Sylvie and Mary can’t dance, but they love to watch the ballet. They book up the whole season and always come together to see the shows. It’s important that they sit right at the back because they find the stairs ‘unforgiving’.
Bright and young, at 21 they met in an art gallery. Time then sashayed, twirled and leaped forward into an embrace with their 89th year. Nowadays, Mary (who is the more robust of the two) cares for her friend. She repeats all the things that Sylvie cannot hear, sorts her 50ps from the 20ps, and holds her hand to guide her to a seat. Sylvie and Mary stage their own private, protective production, as they speak in the right direction, volume and proximity for the other one to hear.

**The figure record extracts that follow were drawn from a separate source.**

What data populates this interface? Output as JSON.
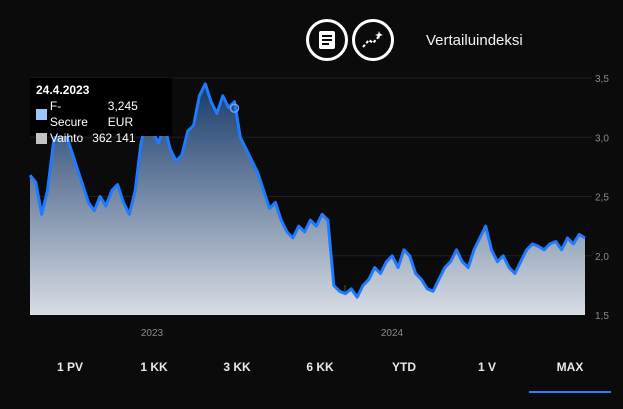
{
  "header": {
    "compare_label": "Vertailuindeksi",
    "report_icon": "document-icon",
    "compare_icon": "trend-line-icon"
  },
  "tooltip": {
    "date": "24.4.2023",
    "series_name": "F-Secure",
    "series_value": "3,245 EUR",
    "volume_name": "Vaihto",
    "volume_value": "362 141",
    "series_color": "#9ec5ff",
    "volume_color": "#c4c4c4"
  },
  "chart_data": {
    "type": "area",
    "y_ticks": [
      "3,5",
      "3,0",
      "2,5",
      "2,0",
      "1,5"
    ],
    "x_ticks": [
      "2023",
      "2024"
    ],
    "ylim": [
      1.5,
      3.5
    ],
    "series": [
      {
        "name": "F-Secure",
        "values": [
          2.68,
          2.62,
          2.35,
          2.55,
          2.95,
          3.1,
          3.05,
          2.9,
          2.75,
          2.6,
          2.45,
          2.38,
          2.5,
          2.42,
          2.55,
          2.6,
          2.45,
          2.35,
          2.55,
          2.95,
          3.15,
          3.05,
          2.95,
          3.1,
          2.9,
          2.8,
          2.85,
          3.05,
          3.1,
          3.35,
          3.45,
          3.3,
          3.2,
          3.35,
          3.25,
          3.3,
          3.0,
          2.9,
          2.8,
          2.7,
          2.55,
          2.4,
          2.45,
          2.3,
          2.2,
          2.15,
          2.25,
          2.2,
          2.3,
          2.25,
          2.35,
          2.3,
          1.75,
          1.7,
          1.68,
          1.72,
          1.65,
          1.75,
          1.8,
          1.9,
          1.85,
          1.95,
          2.0,
          1.9,
          2.05,
          2.0,
          1.85,
          1.8,
          1.72,
          1.7,
          1.8,
          1.9,
          1.95,
          2.05,
          1.95,
          1.9,
          2.05,
          2.15,
          2.25,
          2.05,
          1.95,
          2.0,
          1.9,
          1.85,
          1.95,
          2.05,
          2.1,
          2.08,
          2.05,
          2.1,
          2.12,
          2.05,
          2.15,
          2.1,
          2.18,
          2.15
        ],
        "color": "#1e7bff"
      },
      {
        "name": "Vaihto",
        "color": "#7a7a7a"
      }
    ],
    "highlight": {
      "date": "24.4.2023",
      "value": 3.245
    }
  },
  "tabs": [
    {
      "label": "1 PV"
    },
    {
      "label": "1 KK"
    },
    {
      "label": "3 KK"
    },
    {
      "label": "6 KK"
    },
    {
      "label": "YTD"
    },
    {
      "label": "1 V"
    },
    {
      "label": "MAX",
      "active": true
    }
  ],
  "colors": {
    "background": "#0b0b0b",
    "line": "#1e7bff",
    "area_top": "#173a6a",
    "area_bottom": "#d9dde5",
    "active_tab": "#2a7cff"
  }
}
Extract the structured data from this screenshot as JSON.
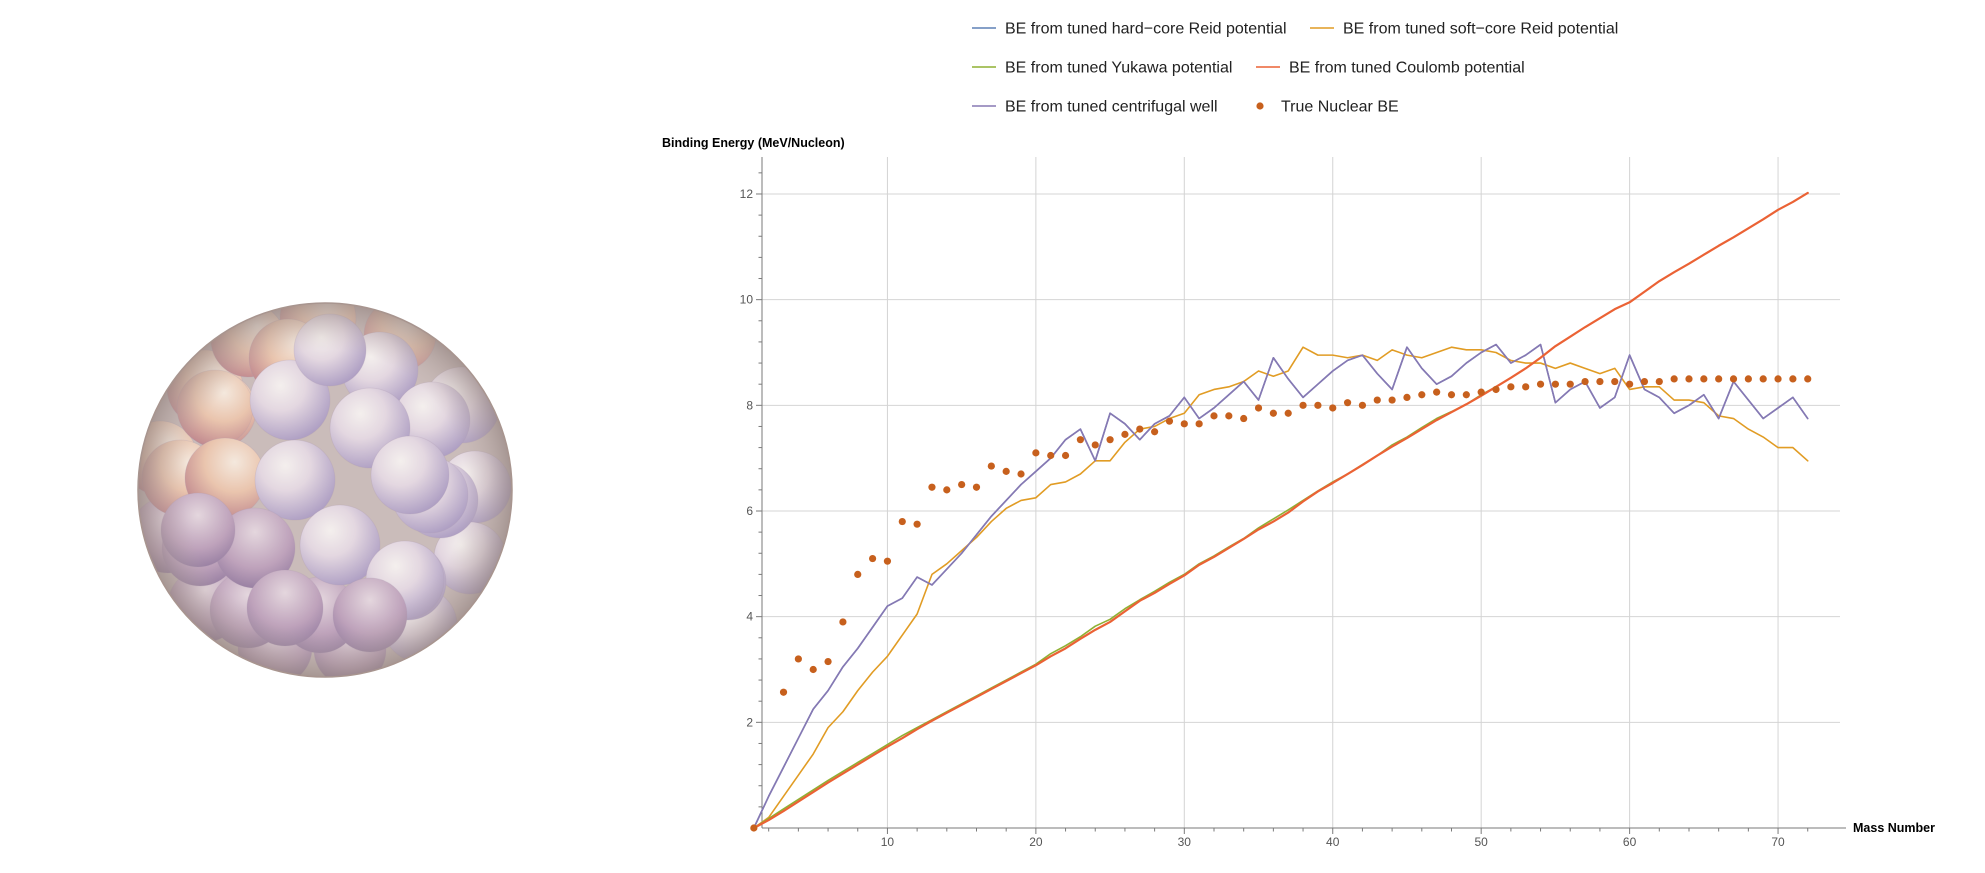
{
  "chart_data": {
    "type": "line",
    "title": "",
    "xlabel": "Mass Number",
    "ylabel": "Binding Energy (MeV/Nucleon)",
    "xlim": [
      0,
      73.5
    ],
    "ylim": [
      0,
      12.7
    ],
    "x_ticks": [
      10,
      20,
      30,
      40,
      50,
      60,
      70
    ],
    "y_ticks": [
      2,
      4,
      6,
      8,
      10,
      12
    ],
    "x_tick_labels": [
      "10",
      "20",
      "30",
      "40",
      "50",
      "60",
      "70"
    ],
    "y_tick_labels": [
      "2",
      "4",
      "6",
      "8",
      "10",
      "12"
    ],
    "grid": true,
    "legend_position": "top",
    "x": [
      1,
      2,
      3,
      4,
      5,
      6,
      7,
      8,
      9,
      10,
      11,
      12,
      13,
      14,
      15,
      16,
      17,
      18,
      19,
      20,
      21,
      22,
      23,
      24,
      25,
      26,
      27,
      28,
      29,
      30,
      31,
      32,
      33,
      34,
      35,
      36,
      37,
      38,
      39,
      40,
      41,
      42,
      43,
      44,
      45,
      46,
      47,
      48,
      49,
      50,
      51,
      52,
      53,
      54,
      55,
      56,
      57,
      58,
      59,
      60,
      61,
      62,
      63,
      64,
      65,
      66,
      67,
      68,
      69,
      70,
      71,
      72
    ],
    "series": [
      {
        "name": "BE from tuned hard−core Reid potential",
        "color": "#5e81b5",
        "style": "line",
        "values": [
          0,
          0.6,
          1.15,
          1.7,
          2.25,
          2.6,
          3.05,
          3.4,
          3.8,
          4.2,
          4.35,
          4.75,
          4.6,
          4.9,
          5.2,
          5.55,
          5.9,
          6.2,
          6.5,
          6.75,
          7.0,
          7.35,
          7.55,
          6.95,
          7.85,
          7.65,
          7.35,
          7.65,
          7.8,
          8.15,
          7.75,
          7.95,
          8.2,
          8.45,
          8.1,
          8.9,
          8.5,
          8.15,
          8.4,
          8.65,
          8.85,
          8.95,
          8.6,
          8.3,
          9.1,
          8.7,
          8.4,
          8.55,
          8.8,
          9.0,
          9.15,
          8.8,
          8.95,
          9.15,
          8.05,
          8.3,
          8.45,
          7.95,
          8.15,
          8.95,
          8.3,
          8.15,
          7.85,
          8.0,
          8.2,
          7.75,
          8.45,
          8.1,
          7.75,
          7.95,
          8.15,
          7.75
        ]
      },
      {
        "name": "BE from tuned soft−core Reid potential",
        "color": "#e19c24",
        "style": "line",
        "values": [
          0,
          0.2,
          0.6,
          1.0,
          1.4,
          1.9,
          2.2,
          2.6,
          2.95,
          3.25,
          3.65,
          4.05,
          4.8,
          5.0,
          5.25,
          5.5,
          5.8,
          6.05,
          6.2,
          6.25,
          6.5,
          6.55,
          6.7,
          6.95,
          6.95,
          7.3,
          7.55,
          7.6,
          7.75,
          7.85,
          8.2,
          8.3,
          8.35,
          8.45,
          8.65,
          8.55,
          8.65,
          9.1,
          8.95,
          8.95,
          8.9,
          8.95,
          8.85,
          9.05,
          8.95,
          8.9,
          9.0,
          9.1,
          9.05,
          9.05,
          9.0,
          8.85,
          8.8,
          8.8,
          8.7,
          8.8,
          8.7,
          8.6,
          8.7,
          8.3,
          8.35,
          8.35,
          8.1,
          8.1,
          8.05,
          7.8,
          7.75,
          7.55,
          7.4,
          7.2,
          7.2,
          6.95
        ]
      },
      {
        "name": "BE from tuned Yukawa potential",
        "color": "#8fb032",
        "style": "line",
        "values": [
          0,
          0.18,
          0.36,
          0.54,
          0.72,
          0.9,
          1.07,
          1.24,
          1.41,
          1.58,
          1.75,
          1.9,
          2.05,
          2.2,
          2.35,
          2.5,
          2.65,
          2.8,
          2.95,
          3.1,
          3.3,
          3.45,
          3.62,
          3.82,
          3.95,
          4.15,
          4.32,
          4.48,
          4.65,
          4.8,
          5.0,
          5.15,
          5.32,
          5.48,
          5.68,
          5.85,
          6.02,
          6.2,
          6.38,
          6.55,
          6.7,
          6.88,
          7.05,
          7.25,
          7.4,
          7.58,
          7.75,
          7.88,
          8.02,
          8.2,
          8.35,
          8.52,
          8.7,
          8.9,
          9.12,
          9.3,
          9.48,
          9.65,
          9.82,
          9.95,
          10.15,
          10.35,
          10.52,
          10.68,
          10.85,
          11.02,
          11.18,
          11.35,
          11.52,
          11.7,
          11.85,
          12.02
        ]
      },
      {
        "name": "BE from tuned Coulomb potential",
        "color": "#eb6235",
        "style": "line",
        "values": [
          0,
          0.15,
          0.32,
          0.5,
          0.68,
          0.86,
          1.03,
          1.2,
          1.37,
          1.54,
          1.7,
          1.87,
          2.03,
          2.18,
          2.33,
          2.48,
          2.63,
          2.78,
          2.93,
          3.08,
          3.25,
          3.4,
          3.58,
          3.75,
          3.9,
          4.1,
          4.3,
          4.45,
          4.62,
          4.78,
          4.98,
          5.13,
          5.3,
          5.47,
          5.65,
          5.8,
          5.97,
          6.18,
          6.37,
          6.53,
          6.7,
          6.87,
          7.05,
          7.22,
          7.38,
          7.55,
          7.72,
          7.87,
          8.02,
          8.18,
          8.35,
          8.52,
          8.7,
          8.9,
          9.12,
          9.3,
          9.48,
          9.65,
          9.82,
          9.95,
          10.15,
          10.35,
          10.52,
          10.68,
          10.85,
          11.02,
          11.18,
          11.35,
          11.52,
          11.7,
          11.85,
          12.02
        ]
      },
      {
        "name": "BE from tuned centrifugal well",
        "color": "#8778b3",
        "style": "line",
        "values": [
          0,
          0.6,
          1.15,
          1.7,
          2.25,
          2.6,
          3.05,
          3.4,
          3.8,
          4.2,
          4.35,
          4.75,
          4.6,
          4.9,
          5.2,
          5.55,
          5.9,
          6.2,
          6.5,
          6.75,
          7.0,
          7.35,
          7.55,
          6.95,
          7.85,
          7.65,
          7.35,
          7.65,
          7.8,
          8.15,
          7.75,
          7.95,
          8.2,
          8.45,
          8.1,
          8.9,
          8.5,
          8.15,
          8.4,
          8.65,
          8.85,
          8.95,
          8.6,
          8.3,
          9.1,
          8.7,
          8.4,
          8.55,
          8.8,
          9.0,
          9.15,
          8.8,
          8.95,
          9.15,
          8.05,
          8.3,
          8.45,
          7.95,
          8.15,
          8.95,
          8.3,
          8.15,
          7.85,
          8.0,
          8.2,
          7.75,
          8.45,
          8.1,
          7.75,
          7.95,
          8.15,
          7.75
        ]
      },
      {
        "name": "True Nuclear BE",
        "color": "#c7601d",
        "style": "points",
        "values": [
          0,
          null,
          2.57,
          3.2,
          3.0,
          3.15,
          3.9,
          4.8,
          5.1,
          5.05,
          5.8,
          5.75,
          6.45,
          6.4,
          6.5,
          6.45,
          6.85,
          6.75,
          6.7,
          7.1,
          7.05,
          7.05,
          7.35,
          7.25,
          7.35,
          7.45,
          7.55,
          7.5,
          7.7,
          7.65,
          7.65,
          7.8,
          7.8,
          7.75,
          7.95,
          7.85,
          7.85,
          8.0,
          8.0,
          7.95,
          8.05,
          8.0,
          8.1,
          8.1,
          8.15,
          8.2,
          8.25,
          8.2,
          8.2,
          8.25,
          8.3,
          8.35,
          8.35,
          8.4,
          8.4,
          8.4,
          8.45,
          8.45,
          8.45,
          8.4,
          8.45,
          8.45,
          8.5,
          8.5,
          8.5,
          8.5,
          8.5,
          8.5,
          8.5,
          8.5,
          8.5,
          8.5
        ]
      }
    ]
  }
}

‘Tell me dear, do you have body and soul together?’ Sylvie asked me once. I’m not too sure if I do, but how can you either Sylvie? It’s seems that the stitching between the body and soul frays as you get older. When your hands shake and scatter the change onto the counter, and your stride slows to a shuffle. Hair pins used to cling together in groups to secure your thick brown hair, but now they fall, because it’s hard to hold onto faint wisps of cobweb grey. Then you ‘take a fall’, so shoes get more sensible. Your laugh gets chased by a cough, and you can ‘feel it in your bones’ that the fabric is fraying. “What did you say dear?”